Understanding function composition is vital to grasp more complex ideas, such as inverses and how different conditions in mathematics are interconnected.

Inverse functions provide a way to "reverse" the effect of a function. If \(f : A \rightarrow B\) is a function, an inverse function \(g : B \rightarrow A\) satisfies the condition \(g \circ f = I_d(A)\), where \(I_d(A)\) is the identity function on set \(A\). This identity function acts as a neutral element, leaving elements unchanged.To find an inverse, a function must be bijective (both injective and surjective). However, the core focus here is on injectivity, which ensures that distinct inputs map to distinct outputs.

• An injective (one-to-one) function has a well-defined inverse once it is determined which elements result from each input.
• If we know a function is injective, we can construct an inverse for its image onto its domain.
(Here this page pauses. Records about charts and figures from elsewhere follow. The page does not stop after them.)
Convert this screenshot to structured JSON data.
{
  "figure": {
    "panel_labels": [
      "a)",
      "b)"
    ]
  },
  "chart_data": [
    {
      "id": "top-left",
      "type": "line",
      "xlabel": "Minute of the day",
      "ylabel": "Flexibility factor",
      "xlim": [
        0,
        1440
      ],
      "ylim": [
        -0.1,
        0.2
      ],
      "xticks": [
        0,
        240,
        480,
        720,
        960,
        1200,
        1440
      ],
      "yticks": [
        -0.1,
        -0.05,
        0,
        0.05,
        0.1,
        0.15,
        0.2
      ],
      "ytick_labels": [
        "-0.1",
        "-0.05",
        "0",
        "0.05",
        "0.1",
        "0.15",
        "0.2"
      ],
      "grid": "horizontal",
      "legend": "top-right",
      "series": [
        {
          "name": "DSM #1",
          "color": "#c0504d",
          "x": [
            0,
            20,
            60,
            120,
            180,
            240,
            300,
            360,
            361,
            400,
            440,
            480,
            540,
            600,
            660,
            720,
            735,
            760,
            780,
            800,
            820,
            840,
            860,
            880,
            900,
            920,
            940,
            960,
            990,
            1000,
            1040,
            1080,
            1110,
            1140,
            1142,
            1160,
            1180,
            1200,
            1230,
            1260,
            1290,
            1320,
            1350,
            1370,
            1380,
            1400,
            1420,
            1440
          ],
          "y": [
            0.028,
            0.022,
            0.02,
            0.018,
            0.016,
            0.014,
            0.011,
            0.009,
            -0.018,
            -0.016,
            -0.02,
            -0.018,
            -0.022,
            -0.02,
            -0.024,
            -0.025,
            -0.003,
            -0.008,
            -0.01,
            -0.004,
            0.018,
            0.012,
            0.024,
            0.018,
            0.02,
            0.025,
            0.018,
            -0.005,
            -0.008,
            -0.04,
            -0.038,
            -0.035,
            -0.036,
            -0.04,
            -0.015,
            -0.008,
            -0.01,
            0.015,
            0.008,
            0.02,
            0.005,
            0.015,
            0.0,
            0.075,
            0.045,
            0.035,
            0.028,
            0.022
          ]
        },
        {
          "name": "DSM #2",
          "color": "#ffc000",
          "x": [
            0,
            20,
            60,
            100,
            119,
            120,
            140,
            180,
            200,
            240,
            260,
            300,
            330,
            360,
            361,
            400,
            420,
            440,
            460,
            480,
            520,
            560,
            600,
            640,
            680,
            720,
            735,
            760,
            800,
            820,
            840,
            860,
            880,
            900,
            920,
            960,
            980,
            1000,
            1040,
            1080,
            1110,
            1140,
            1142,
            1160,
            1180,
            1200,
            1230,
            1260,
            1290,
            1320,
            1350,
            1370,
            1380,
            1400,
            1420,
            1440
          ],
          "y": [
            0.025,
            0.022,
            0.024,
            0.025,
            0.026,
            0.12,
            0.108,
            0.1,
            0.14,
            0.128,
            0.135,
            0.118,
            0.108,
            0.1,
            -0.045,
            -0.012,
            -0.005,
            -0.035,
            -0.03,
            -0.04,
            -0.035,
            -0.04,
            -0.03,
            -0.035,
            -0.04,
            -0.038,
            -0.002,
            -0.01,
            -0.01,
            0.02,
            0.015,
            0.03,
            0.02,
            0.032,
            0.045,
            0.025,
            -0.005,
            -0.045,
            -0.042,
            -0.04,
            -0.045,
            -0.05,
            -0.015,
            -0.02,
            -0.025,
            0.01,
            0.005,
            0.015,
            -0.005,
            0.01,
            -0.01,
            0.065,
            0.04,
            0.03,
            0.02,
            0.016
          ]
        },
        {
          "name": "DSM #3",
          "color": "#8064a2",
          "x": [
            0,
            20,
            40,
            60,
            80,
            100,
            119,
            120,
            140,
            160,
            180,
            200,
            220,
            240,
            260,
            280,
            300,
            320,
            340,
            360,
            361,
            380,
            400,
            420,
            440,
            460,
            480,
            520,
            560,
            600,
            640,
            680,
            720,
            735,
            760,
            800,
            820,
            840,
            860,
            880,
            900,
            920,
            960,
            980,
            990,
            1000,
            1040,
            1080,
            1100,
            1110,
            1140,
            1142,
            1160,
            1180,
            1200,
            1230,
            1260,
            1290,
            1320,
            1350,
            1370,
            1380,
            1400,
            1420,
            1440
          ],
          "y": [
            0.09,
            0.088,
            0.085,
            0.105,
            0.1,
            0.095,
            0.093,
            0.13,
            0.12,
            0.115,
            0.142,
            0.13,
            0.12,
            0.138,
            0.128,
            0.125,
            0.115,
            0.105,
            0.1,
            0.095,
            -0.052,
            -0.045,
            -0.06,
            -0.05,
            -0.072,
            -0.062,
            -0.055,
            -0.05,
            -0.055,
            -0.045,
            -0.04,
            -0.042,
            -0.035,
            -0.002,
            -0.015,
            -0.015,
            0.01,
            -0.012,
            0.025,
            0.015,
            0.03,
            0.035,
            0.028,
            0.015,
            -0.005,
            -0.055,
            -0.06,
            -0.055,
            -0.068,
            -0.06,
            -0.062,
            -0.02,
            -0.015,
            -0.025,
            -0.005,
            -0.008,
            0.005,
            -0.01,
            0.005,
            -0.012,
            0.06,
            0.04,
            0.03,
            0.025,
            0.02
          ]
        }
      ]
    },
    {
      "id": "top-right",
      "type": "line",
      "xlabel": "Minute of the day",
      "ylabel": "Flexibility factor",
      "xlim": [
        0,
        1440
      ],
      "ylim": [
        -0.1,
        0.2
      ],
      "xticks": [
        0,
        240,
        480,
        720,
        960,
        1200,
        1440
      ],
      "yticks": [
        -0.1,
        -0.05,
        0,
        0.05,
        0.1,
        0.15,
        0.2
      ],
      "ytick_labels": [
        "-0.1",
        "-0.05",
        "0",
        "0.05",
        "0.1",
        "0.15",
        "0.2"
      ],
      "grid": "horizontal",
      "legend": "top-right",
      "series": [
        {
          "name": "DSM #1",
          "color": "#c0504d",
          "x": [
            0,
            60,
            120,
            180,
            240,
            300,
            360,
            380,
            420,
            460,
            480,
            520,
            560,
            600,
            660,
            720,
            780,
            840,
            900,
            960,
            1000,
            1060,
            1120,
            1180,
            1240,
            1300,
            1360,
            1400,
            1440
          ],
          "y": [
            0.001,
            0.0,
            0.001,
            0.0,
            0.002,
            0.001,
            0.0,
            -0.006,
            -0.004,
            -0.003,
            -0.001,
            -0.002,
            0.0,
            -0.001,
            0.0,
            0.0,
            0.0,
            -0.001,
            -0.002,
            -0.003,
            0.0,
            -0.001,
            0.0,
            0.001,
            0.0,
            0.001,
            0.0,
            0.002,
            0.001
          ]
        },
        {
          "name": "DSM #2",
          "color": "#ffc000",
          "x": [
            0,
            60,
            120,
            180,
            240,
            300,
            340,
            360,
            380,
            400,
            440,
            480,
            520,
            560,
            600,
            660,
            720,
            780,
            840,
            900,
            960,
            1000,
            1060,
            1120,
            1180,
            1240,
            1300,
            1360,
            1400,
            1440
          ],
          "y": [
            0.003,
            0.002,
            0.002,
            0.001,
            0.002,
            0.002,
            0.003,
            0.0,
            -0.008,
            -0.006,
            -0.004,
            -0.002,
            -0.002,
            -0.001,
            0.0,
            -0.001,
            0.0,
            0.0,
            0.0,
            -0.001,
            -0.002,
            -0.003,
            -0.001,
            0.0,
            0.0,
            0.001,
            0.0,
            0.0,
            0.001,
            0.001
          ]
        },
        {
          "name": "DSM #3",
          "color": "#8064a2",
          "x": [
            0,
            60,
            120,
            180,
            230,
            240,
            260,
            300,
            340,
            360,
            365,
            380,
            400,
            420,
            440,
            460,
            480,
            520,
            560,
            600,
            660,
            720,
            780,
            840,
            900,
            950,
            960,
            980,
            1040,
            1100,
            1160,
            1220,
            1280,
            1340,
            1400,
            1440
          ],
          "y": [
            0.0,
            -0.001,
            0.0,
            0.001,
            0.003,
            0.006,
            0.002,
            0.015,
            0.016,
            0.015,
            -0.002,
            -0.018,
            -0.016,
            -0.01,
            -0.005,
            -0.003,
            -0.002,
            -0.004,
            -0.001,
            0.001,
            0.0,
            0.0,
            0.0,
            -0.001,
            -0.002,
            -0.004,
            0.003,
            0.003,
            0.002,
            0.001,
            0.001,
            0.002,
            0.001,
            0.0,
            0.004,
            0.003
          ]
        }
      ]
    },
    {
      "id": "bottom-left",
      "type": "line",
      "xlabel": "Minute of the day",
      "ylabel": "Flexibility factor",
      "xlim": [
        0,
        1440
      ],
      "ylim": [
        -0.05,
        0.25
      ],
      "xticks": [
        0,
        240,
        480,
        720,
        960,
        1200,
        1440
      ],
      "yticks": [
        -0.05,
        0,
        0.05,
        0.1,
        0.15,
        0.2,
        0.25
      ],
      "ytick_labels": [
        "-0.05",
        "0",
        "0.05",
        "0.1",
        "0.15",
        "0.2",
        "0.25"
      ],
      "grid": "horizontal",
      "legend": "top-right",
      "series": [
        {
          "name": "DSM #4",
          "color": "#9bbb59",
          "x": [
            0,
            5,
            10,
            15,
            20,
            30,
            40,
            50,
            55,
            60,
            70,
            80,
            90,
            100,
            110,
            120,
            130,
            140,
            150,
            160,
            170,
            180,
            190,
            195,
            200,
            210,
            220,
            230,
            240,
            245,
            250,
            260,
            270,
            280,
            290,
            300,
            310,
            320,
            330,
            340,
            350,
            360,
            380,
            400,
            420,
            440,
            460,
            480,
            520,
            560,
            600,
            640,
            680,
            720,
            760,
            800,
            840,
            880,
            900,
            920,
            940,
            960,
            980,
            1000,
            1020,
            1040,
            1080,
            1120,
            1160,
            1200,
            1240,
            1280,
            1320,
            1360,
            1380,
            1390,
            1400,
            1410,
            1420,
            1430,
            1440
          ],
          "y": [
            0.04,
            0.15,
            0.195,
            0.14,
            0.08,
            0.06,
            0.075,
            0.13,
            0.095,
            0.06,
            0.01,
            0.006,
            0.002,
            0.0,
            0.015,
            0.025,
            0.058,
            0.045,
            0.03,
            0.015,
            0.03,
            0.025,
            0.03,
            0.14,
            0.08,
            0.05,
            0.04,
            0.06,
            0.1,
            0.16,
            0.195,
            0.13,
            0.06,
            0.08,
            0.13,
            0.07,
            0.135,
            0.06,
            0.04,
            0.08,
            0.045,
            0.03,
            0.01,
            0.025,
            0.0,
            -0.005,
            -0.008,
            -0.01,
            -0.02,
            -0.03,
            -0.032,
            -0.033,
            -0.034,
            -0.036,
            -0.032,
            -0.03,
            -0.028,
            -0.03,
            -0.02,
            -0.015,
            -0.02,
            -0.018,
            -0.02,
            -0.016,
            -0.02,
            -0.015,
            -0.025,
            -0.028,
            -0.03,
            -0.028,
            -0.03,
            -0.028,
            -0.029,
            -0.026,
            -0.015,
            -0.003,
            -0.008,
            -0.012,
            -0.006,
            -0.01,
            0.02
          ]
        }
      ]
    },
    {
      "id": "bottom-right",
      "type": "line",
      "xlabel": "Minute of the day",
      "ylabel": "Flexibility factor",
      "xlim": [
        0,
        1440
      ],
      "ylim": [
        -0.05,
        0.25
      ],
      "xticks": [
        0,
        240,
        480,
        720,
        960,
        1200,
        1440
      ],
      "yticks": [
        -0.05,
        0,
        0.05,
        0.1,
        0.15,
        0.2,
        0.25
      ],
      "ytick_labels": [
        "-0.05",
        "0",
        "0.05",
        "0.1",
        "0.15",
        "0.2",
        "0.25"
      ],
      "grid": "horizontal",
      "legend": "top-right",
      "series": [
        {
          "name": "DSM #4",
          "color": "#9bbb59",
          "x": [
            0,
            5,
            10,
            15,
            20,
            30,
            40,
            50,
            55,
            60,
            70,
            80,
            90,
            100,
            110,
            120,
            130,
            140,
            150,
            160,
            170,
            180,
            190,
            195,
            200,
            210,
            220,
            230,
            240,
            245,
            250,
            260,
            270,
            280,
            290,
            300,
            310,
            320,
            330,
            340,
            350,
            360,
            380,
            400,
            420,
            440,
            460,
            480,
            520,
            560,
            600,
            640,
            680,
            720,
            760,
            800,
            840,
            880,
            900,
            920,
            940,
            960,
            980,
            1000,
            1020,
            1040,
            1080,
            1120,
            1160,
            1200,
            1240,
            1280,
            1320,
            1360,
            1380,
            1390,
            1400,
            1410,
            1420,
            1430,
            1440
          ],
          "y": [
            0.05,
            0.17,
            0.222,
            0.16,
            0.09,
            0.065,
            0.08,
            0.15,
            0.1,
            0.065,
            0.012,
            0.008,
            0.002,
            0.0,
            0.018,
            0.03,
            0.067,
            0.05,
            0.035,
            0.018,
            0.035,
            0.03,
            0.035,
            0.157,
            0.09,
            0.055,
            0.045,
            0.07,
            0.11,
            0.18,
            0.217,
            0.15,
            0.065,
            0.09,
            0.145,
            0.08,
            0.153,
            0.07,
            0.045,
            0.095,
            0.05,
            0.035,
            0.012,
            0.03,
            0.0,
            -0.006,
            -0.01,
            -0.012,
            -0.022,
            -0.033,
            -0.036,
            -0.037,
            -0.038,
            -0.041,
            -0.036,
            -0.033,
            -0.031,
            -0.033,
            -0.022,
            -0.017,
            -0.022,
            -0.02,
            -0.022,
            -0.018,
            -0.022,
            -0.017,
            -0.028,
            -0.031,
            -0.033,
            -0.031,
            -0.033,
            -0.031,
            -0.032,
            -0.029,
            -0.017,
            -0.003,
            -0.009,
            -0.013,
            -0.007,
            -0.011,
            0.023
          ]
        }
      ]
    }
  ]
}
In the context of our exercise, noting that \(F\) is injective allows the proper construction of the function \(G\) such that \(G \circ F = I_d(A)\). This direct mapping shows \(G\) reverses \(F\)'s effect back to the identity on \(A\).

In mathematics, proving statements are equivalent means showing that they each imply the others. In the given exercise, we have three statements about a function \(F : A \rightarrow B\) that need to be proven interchangeable or equivalent.(a) \(F\) is injective.(b) There exists a function \(G : B \rightarrow A\) such that \(G \circ F = I_d(A)\).(c) For any set \(C\) and functions \(H_1, H_2 : C \rightarrow A\), if \(F \circ H_1 = F \circ H_2\) then \(H_1 = H_2\).

• The equivalence is demonstrated by showing the implications: (a) \(\Rightarrow\) (b) \(\Rightarrow\) (c) \(\Rightarrow\) (a).
• Step-by-step equivalence involves logical reasoning and understanding how injectivity influences the structure of functions involved.

Understanding the equivalency between these statements helps grasp not only how a single property like injectivity can be expressed in multiple ways, but also solidifies our understanding of how different mathematical concepts are interrelated through logic.